The Age That Women Have Babies: How a Gap Divides America - digital55
https://www.nytimes.com/interactive/2018/08/04/upshot/up-birth-age-gap.html
======
sbinthree
We experience this and it is pretty strange. We had a child by choice at 24.
Got pregnant first try, the first month after our wedding. Both finished our
levels of education on time or early. We live near our parents (in a rich
coastal city) though, unlike those who move elsewhere. We're not religious,
more coastal liberal.

Our "peers" tend to be in their early to mid thirties, at a similar stage of
growing their family.

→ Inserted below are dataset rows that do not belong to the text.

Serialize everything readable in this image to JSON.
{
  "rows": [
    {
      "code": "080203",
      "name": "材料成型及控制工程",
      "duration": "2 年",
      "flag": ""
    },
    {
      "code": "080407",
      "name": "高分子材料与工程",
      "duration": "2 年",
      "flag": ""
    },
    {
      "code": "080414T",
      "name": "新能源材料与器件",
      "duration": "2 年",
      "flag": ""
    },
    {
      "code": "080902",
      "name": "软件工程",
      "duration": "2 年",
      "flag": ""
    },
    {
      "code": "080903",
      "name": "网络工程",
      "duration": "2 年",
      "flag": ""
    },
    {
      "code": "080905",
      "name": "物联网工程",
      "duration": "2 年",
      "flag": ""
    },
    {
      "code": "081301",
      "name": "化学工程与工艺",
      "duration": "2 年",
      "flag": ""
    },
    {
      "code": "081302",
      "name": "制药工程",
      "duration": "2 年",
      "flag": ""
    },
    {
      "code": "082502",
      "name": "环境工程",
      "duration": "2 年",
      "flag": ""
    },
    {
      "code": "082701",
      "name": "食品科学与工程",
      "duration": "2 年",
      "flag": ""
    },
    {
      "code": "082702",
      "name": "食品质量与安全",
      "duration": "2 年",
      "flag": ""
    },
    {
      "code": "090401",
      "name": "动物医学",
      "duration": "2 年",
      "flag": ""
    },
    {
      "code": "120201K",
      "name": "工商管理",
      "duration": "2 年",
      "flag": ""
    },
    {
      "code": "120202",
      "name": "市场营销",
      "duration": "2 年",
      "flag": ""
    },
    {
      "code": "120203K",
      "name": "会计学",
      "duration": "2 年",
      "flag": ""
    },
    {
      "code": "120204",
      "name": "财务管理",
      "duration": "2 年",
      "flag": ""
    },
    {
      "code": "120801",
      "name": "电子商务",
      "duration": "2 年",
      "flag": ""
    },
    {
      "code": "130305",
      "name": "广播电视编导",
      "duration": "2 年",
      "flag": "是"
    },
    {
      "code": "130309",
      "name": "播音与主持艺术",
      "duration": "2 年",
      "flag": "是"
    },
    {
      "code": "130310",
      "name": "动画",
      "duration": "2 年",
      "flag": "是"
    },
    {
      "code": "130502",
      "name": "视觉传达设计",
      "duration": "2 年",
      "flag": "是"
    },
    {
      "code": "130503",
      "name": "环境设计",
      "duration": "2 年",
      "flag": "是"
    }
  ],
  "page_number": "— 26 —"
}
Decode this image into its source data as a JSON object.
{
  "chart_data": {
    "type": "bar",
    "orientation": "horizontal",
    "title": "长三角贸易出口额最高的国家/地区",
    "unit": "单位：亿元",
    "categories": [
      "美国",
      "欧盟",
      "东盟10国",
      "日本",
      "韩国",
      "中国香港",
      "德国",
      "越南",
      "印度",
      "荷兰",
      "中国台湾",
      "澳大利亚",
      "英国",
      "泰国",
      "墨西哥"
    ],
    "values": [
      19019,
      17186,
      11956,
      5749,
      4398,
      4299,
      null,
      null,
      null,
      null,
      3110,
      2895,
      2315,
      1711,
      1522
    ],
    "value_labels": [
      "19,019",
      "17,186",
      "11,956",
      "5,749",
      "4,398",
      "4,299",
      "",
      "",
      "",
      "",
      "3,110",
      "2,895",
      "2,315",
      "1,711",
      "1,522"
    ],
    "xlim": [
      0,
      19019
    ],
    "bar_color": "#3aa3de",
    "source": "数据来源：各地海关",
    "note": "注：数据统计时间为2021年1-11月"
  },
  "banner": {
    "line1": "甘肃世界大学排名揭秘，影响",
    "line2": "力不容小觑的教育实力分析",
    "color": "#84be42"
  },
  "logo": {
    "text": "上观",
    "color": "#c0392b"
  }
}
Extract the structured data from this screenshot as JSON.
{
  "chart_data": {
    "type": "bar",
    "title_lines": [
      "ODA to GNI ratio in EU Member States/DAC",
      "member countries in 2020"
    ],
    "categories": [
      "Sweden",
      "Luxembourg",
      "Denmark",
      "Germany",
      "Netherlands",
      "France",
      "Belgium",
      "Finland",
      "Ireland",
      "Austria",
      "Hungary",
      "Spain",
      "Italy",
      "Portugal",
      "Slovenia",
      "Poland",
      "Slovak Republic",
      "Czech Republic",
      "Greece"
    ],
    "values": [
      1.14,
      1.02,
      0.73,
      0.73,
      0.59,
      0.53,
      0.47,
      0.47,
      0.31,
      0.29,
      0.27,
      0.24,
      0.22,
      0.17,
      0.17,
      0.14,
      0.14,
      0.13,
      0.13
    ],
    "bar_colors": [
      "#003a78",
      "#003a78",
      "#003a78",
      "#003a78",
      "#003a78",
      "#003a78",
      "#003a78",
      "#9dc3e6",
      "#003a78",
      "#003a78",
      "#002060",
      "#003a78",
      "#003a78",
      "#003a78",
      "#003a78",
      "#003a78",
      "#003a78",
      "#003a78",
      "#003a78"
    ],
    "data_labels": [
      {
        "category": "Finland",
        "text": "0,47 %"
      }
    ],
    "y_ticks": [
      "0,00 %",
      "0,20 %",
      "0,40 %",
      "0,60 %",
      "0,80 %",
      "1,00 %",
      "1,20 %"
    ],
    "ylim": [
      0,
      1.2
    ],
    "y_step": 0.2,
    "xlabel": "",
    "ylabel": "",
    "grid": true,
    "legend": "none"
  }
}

Our age peers are either 1. Generally on a good path,
living in a nice place, full time with benefits, finished a degree or 2.
Having kids, have no money, didn't finish any school, live at home or in a
really cheap / sketchy area.

The dichotomy is very pronounced. The people our age who are in the "success"
bucket seem confused about choosing to have kids, so we hang out with people
like that but who are ten years older. This is pretty weird, and we can't
really form close friendships (or haven't figured out how to yet).

The people in our age bracket with kids seem to have experienced their entire
20s more or less by accident, and it is hard to find things to talk about.
Mostly they seem to struggle with money, with their relationships, with their
jobs and have very different priorities.